La création, rien que la création
"Bien sûr, il y a de l’IA dans la classification et la recommandation depuis longtemps. Je suis le premier à m’être intéressé à la génération automatique de playlists de 1999 à une époque où personne ne savait ce qu’était une playlist, et j’ai été parmi les premiers à travailler sur la similarité timbrale, c’est-à-dire trouver quels titres ressemblent à la musique que vous écoutez. J’ai beaucoup travaillé là-dessus, mais ça ne m’intéresse plus du tout. Aujourd’hui, je ne me focalise que sur la création, une voie finalement encore peu explorée", détaille François Pachet à Mashable FR. "Mon objectif c’est de développer des outils pour les orchestrateurs, les compositeurs, les arrangeurs et tous ceux qui créent la musique dans toutes ses phases, de la partition au mastering en passant par la maquette, la production et le mixage."

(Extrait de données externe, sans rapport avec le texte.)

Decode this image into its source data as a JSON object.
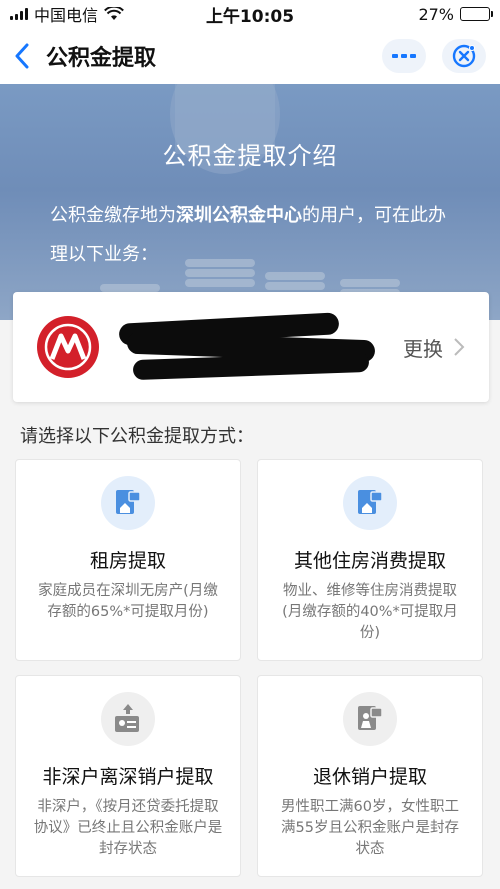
{
  "status_bar": {
    "carrier": "中国电信",
    "time": "上午10:05",
    "battery": "27%",
    "battery_level": 0.27
  },
  "nav": {
    "title": "公积金提取",
    "more_icon": "more-dots-icon",
    "close_icon": "close-circle-icon"
  },
  "hero": {
    "title": "公积金提取介绍",
    "desc_pre": "公积金缴存地为",
    "desc_strong": "深圳公积金中心",
    "desc_post": "的用户，可在此办理以下业务："
  },
  "bank": {
    "change_label": "更换"
  },
  "section_label": "请选择以下公积金提取方式：",
  "options": [
    {
      "title": "租房提取",
      "desc": "家庭成员在深圳无房产(月缴存额的65%*可提取月份)",
      "icon": "rent-house-icon",
      "color": "#4a8fe0",
      "bg": "#e3eefb"
    },
    {
      "title": "其他住房消费提取",
      "desc": "物业、维修等住房消费提取(月缴存额的40%*可提取月份)",
      "icon": "housing-consume-icon",
      "color": "#4a8fe0",
      "bg": "#e3eefb"
    },
    {
      "title": "非深户离深销户提取",
      "desc": "非深户，《按月还贷委托提取协议》已终止且公积金账户是封存状态",
      "icon": "account-transfer-icon",
      "color": "#8a8a8a",
      "bg": "#efefef"
    },
    {
      "title": "退休销户提取",
      "desc": "男性职工满60岁，女性职工满55岁且公积金账户是封存状态",
      "icon": "retire-icon",
      "color": "#8a8a8a",
      "bg": "#efefef"
    }
  ]
}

En 1958 déjà, les Américains Lejaren Hiller et Leonard Isaacson avaient réussi à produire un quatuor à cordes généré par un ordinateur et inspiré du répertoire de Bach, la "Suite Illiac". 60 ans plus tard, François Pachet estime que la technologie est suffisamment avancée pour que l’IA se détache de l’imitation et créé des choses nouvelles : "C’est tellement évident qu’il n’y a que là que l’IA est intéressante. Le reste c’est soit du fantasme, soit de la médiocrité."
"Pour faire des choses créatives, il ne faut pas des réseaux de neurones très puissants"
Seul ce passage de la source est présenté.